Surface treatment of interior wood
Juniper House, Gotland, nominated for the Swedish Timber Prize 2008. Floor in white-oiled ash, walls and ceiling in white-painted cladding.
Choosing a paint type for interior painting
Interior wood is mainly given a surface treatment for decorative purposes. The type of paint to be used depends on the required end result in terms of look and function. Sometimes the substrate to be painted sets certain limitations.
The different paint types are categorised in the same way as exterior paints, according to their coating ability and the binder used.
For wooden surfaces in wet areas such as bathrooms and laundry rooms, the surface treatment also has a protective purpose. The same is true for the intermediate faces of coupled windows, which should be treated in the same way as exterior window frames.
To avoid knots turning yellow when painting new wood, it is recommended that the knots are treated with knot sealer or shellac before undercoating.

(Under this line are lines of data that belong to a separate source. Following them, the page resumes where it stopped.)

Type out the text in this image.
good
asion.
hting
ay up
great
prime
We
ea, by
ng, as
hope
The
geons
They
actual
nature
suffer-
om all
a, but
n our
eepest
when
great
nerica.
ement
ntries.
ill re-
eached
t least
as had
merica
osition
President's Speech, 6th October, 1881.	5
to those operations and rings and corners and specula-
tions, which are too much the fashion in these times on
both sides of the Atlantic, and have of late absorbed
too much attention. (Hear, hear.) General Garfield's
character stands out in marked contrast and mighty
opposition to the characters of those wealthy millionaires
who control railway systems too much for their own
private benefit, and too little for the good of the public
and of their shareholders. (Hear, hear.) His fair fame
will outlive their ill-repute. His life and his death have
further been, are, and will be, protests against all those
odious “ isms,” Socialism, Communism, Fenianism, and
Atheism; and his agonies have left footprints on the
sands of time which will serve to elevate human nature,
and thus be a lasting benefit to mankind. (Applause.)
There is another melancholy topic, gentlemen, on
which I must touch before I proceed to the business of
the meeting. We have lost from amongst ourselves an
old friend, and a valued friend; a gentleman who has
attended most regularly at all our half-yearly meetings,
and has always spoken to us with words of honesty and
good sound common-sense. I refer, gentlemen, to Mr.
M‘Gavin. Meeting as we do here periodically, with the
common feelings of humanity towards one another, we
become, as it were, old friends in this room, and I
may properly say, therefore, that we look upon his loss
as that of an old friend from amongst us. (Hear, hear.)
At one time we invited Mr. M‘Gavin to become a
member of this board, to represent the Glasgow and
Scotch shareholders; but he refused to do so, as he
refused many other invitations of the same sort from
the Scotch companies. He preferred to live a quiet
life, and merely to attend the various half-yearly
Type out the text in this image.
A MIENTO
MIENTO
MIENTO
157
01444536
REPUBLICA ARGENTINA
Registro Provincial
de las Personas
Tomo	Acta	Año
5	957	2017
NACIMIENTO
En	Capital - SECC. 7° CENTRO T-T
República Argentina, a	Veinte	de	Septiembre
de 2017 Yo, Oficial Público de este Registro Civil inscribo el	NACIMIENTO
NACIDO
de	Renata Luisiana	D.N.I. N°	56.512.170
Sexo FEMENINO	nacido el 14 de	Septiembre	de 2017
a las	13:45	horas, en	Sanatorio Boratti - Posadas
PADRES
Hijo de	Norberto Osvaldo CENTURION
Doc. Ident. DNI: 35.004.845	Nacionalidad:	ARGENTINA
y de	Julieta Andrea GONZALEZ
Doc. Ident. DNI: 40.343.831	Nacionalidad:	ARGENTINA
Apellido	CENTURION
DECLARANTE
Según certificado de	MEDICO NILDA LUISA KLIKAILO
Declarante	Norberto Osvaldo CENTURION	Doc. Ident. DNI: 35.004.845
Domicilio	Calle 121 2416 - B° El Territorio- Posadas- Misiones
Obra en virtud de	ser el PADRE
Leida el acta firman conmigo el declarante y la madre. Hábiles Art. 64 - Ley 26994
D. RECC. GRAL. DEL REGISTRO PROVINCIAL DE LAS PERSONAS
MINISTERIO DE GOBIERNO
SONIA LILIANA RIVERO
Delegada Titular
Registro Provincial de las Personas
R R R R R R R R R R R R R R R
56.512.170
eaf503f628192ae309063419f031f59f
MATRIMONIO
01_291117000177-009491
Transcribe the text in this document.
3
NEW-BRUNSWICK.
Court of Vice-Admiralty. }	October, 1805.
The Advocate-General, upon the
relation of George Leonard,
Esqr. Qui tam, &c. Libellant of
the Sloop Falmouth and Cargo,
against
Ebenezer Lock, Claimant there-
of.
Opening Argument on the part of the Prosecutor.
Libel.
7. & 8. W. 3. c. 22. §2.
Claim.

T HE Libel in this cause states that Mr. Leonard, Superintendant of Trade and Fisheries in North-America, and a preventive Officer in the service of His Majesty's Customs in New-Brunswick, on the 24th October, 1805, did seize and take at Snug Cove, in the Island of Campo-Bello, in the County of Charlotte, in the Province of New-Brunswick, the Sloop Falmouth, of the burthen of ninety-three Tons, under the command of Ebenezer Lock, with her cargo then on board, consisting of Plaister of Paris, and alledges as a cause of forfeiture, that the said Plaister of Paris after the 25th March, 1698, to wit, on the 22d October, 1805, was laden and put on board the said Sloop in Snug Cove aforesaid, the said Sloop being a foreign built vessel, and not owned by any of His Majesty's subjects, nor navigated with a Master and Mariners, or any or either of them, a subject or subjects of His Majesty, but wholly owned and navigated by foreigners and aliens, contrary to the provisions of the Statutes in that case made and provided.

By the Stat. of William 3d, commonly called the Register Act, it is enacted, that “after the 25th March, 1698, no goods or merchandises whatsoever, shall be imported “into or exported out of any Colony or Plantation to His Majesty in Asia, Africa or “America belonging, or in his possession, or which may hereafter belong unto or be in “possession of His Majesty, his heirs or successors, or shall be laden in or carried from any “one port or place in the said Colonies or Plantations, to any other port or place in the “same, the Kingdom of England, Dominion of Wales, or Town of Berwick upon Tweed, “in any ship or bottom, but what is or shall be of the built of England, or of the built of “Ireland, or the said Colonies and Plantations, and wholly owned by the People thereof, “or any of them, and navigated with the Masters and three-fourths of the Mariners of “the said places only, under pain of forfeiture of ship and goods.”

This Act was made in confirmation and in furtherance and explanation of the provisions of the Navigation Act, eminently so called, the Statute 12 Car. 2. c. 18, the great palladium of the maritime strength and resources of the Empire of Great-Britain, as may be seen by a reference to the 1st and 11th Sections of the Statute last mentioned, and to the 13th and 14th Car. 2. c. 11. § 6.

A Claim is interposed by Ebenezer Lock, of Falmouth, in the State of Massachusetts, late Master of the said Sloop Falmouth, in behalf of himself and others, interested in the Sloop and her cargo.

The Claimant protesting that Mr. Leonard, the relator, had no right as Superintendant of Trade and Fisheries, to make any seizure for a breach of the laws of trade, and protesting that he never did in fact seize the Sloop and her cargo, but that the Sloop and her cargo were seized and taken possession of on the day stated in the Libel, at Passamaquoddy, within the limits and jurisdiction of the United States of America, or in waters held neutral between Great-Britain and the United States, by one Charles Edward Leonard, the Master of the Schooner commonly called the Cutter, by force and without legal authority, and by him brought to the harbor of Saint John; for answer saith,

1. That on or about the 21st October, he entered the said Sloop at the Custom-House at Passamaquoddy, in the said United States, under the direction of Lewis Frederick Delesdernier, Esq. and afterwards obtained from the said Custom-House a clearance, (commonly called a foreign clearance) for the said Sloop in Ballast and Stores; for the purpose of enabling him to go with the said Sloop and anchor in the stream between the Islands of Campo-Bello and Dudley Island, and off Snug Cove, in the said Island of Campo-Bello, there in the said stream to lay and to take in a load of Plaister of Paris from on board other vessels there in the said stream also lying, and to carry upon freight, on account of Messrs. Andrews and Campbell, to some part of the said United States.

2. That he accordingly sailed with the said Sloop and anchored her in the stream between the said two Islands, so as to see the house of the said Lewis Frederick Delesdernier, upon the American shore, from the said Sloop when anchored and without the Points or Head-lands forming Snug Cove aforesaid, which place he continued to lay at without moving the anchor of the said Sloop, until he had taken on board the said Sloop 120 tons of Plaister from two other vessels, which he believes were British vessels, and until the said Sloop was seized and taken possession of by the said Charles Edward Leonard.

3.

Careful cleaning is needed before repainting to produce a good finish. The surface to be painted should always be scraped back to a fully sound substrate and cleaned with sugar soap.
New and existing surfaces should always be sanded beforehand and in between coats.
Interior surface treatment of wood should be maintained when use wears down the coating and the decorative and protective properties decline. Surfaces such as windowsills and counter tops, where items are placed, will wear more quickly, and surfaces that are exposed to moisture also require more frequent maintenance.
With oiled and stained surfaces, sunlight will cause colour variations between exposed areas and areas hidden by pictures, carpets and tables, for example.
The most common reason for repainting is that we tire of the current look or are influenced by new trends.